Here’s what happened.
Earl Rynerson, who most of you will remember ran for the Mayor’s seat against Seiler, received a letter to his business last week.
It was from Seiler’s office, Seiler himself, ( on City stationary ) and it encouraged Rynerson, and other local businesses to advertise in a private business venture.
Now Rynerson has been on the war path against Jack for months, after coming in a distant third in the Mayor’s race. His web site often seems bitter, and, in my opinion, flaky on many issues. But Seiler’s letter gave Earl some valid ammunition to criticize him with this time.
Here’s a link to Rynerson’s site that included Rynerson’s criticism of the letter, and the actual letter.
Here’s the problem.
The venture Seiler touts is being done by Dolph Map, a private company, but Seiler’s letter glosses over that. The letter states that the City was “working” with Dolph to produce it. It says important City numbers and programs will be on the map. It explains that businesses could sponsor it, and that they should “not delay”. It’s called the official sounding Fort Lauderdale City Mapping Project.
The problem is, it is not a City endeavor, was not brought before the City Commission for public review and discussion, not competitively bid, not really associated with the City at all.

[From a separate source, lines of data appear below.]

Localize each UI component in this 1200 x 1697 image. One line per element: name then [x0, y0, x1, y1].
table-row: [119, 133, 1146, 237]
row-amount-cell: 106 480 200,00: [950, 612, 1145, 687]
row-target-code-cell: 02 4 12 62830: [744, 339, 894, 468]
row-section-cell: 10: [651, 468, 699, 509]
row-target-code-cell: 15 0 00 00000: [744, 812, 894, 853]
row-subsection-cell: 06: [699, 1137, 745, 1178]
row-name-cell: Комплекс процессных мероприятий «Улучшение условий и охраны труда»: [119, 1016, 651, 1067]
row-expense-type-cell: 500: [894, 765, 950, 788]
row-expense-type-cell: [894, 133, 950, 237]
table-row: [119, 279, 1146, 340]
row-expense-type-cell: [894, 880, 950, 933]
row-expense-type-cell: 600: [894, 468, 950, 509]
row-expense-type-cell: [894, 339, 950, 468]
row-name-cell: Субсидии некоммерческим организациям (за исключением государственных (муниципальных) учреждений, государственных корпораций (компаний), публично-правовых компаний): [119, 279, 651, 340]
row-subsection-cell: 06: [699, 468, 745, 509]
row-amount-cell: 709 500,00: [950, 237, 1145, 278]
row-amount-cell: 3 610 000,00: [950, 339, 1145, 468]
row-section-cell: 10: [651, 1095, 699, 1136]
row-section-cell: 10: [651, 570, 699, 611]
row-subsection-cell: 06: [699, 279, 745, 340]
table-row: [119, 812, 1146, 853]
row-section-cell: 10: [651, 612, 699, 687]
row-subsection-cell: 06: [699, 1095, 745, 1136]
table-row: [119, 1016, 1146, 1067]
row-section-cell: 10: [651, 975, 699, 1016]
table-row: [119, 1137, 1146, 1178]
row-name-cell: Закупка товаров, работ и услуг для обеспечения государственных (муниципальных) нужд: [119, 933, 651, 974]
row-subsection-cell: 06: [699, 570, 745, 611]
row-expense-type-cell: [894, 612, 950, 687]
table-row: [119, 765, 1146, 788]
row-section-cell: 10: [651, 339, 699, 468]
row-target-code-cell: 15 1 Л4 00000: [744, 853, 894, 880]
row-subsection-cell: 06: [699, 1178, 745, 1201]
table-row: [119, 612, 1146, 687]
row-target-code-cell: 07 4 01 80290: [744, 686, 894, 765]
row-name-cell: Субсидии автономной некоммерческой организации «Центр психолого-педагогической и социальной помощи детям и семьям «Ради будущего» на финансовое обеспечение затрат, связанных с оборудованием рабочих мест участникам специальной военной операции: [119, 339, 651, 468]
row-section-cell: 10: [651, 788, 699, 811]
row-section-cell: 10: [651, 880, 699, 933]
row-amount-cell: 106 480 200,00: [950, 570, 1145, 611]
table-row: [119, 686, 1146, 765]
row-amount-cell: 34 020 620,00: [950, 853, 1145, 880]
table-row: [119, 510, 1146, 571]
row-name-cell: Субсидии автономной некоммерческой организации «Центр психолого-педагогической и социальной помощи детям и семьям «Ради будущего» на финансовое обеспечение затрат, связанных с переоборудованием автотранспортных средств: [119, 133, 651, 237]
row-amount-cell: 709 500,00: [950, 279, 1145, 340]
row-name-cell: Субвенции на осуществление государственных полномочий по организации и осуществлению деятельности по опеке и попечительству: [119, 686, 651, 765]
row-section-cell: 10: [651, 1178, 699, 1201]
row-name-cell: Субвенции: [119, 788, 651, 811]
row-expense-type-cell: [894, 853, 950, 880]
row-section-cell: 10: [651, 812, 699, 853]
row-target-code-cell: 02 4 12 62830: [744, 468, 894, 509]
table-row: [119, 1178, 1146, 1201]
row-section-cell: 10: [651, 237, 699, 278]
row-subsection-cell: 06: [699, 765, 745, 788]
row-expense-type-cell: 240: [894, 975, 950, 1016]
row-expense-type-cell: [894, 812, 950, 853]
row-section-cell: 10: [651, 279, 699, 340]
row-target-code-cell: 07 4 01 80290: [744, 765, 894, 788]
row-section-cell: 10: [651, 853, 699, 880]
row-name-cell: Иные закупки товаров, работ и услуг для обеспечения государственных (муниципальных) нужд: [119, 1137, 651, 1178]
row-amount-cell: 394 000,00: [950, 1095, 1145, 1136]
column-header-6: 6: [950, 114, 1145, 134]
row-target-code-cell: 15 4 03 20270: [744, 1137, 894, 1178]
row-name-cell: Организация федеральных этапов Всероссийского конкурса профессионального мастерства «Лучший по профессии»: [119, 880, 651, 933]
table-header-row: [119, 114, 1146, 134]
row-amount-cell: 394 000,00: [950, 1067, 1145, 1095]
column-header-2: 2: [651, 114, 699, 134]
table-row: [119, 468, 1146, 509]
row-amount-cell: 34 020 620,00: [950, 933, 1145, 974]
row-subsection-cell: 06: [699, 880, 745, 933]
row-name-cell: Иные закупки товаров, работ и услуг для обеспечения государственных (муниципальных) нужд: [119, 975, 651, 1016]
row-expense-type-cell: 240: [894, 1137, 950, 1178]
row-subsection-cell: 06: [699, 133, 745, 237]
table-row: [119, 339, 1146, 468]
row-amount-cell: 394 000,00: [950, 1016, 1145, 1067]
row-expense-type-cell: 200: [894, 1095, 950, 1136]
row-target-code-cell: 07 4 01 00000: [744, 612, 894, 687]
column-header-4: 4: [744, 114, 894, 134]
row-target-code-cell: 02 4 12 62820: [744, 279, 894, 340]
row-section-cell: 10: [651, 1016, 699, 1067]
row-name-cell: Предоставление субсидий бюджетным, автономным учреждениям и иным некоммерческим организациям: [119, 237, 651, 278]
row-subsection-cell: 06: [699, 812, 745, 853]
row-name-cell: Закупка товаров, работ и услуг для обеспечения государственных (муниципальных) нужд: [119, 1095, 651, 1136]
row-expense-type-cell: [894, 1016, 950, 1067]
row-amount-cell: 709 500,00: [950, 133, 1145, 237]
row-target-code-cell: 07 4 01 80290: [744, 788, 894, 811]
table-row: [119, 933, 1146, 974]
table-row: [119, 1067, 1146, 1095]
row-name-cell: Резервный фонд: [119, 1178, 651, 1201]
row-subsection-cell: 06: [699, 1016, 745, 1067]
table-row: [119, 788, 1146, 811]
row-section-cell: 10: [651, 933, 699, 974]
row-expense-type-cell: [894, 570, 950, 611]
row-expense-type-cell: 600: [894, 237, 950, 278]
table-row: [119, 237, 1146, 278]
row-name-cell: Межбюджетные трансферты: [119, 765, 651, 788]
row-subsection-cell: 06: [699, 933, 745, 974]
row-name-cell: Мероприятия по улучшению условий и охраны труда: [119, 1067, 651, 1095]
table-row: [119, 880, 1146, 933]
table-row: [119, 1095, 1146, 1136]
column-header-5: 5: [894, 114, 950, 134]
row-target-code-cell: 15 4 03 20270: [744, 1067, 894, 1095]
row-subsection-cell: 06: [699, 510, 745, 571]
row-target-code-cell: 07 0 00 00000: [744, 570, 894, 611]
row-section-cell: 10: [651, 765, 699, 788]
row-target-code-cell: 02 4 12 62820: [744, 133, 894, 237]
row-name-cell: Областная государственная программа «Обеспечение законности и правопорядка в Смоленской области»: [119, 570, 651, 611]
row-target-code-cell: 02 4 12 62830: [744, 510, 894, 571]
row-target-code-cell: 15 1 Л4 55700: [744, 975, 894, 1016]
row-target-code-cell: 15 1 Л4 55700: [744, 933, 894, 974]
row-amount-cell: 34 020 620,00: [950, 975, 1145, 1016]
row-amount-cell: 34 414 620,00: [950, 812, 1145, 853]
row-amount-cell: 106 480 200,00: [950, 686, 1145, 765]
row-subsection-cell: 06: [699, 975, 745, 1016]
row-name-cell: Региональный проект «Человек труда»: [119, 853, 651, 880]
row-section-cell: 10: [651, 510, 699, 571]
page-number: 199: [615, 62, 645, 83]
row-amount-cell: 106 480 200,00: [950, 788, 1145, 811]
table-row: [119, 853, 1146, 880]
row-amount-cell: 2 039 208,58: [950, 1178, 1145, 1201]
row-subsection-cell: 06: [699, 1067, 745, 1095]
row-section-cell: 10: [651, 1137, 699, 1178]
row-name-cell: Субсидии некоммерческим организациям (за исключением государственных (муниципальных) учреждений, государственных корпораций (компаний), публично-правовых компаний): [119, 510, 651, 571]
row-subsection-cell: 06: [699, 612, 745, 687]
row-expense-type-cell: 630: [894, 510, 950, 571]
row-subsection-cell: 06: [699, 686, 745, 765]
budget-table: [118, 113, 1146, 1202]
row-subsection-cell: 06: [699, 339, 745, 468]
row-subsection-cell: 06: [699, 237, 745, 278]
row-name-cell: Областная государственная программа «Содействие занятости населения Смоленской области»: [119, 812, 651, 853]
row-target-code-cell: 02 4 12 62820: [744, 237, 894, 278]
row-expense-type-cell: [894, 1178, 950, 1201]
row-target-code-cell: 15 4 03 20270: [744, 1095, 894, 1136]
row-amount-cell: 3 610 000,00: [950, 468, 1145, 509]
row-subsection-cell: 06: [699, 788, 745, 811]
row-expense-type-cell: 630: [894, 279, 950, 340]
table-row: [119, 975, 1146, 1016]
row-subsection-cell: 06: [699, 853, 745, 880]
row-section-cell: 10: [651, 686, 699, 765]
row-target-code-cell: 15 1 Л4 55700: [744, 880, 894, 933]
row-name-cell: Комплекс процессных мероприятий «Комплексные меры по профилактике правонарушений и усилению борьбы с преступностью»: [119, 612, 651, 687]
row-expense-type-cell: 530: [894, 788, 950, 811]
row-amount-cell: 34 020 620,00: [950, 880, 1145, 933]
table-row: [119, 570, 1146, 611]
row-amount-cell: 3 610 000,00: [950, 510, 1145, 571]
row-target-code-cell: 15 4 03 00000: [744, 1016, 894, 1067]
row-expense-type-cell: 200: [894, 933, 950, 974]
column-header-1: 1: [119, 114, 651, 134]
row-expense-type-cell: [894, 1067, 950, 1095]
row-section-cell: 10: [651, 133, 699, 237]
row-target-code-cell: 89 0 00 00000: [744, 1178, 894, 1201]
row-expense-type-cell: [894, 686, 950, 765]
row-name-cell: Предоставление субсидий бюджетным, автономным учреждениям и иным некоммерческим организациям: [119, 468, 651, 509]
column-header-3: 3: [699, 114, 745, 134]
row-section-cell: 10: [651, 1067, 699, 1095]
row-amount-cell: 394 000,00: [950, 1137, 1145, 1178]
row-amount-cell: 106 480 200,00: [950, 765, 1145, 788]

And to make matters worse, Rynerson ties the Dolph Map Company with contributions to Seiler’s political campaign, and campaign signs that Dolph erected on their coveted Federal Highway location during the Mayor’s race. Apparently, former Mayor Jim Naugle did the same thing for Dolph, which should have sent up a red flag for Seiler right there!
I don’t believe there was anything sinister or nefarious in Seiler’s actions, just a mistake he should admit to and move on.
Now that’s the way I see it. But if I’m wrong, I have a back-up plan.
It’s the Fort Lauderdale City Landscaping Guide. The publication, free to the public, will answers all questions about our local Fort Lauderdale landscapes. Since I’m a recognized expert in the field, it’s a natural. The Guide will explain how to plant for droughts, what trees to plant, what City departments can help and how.
And of course, it will be quite profitable for me, having that introductory letter from the Mayor’s office!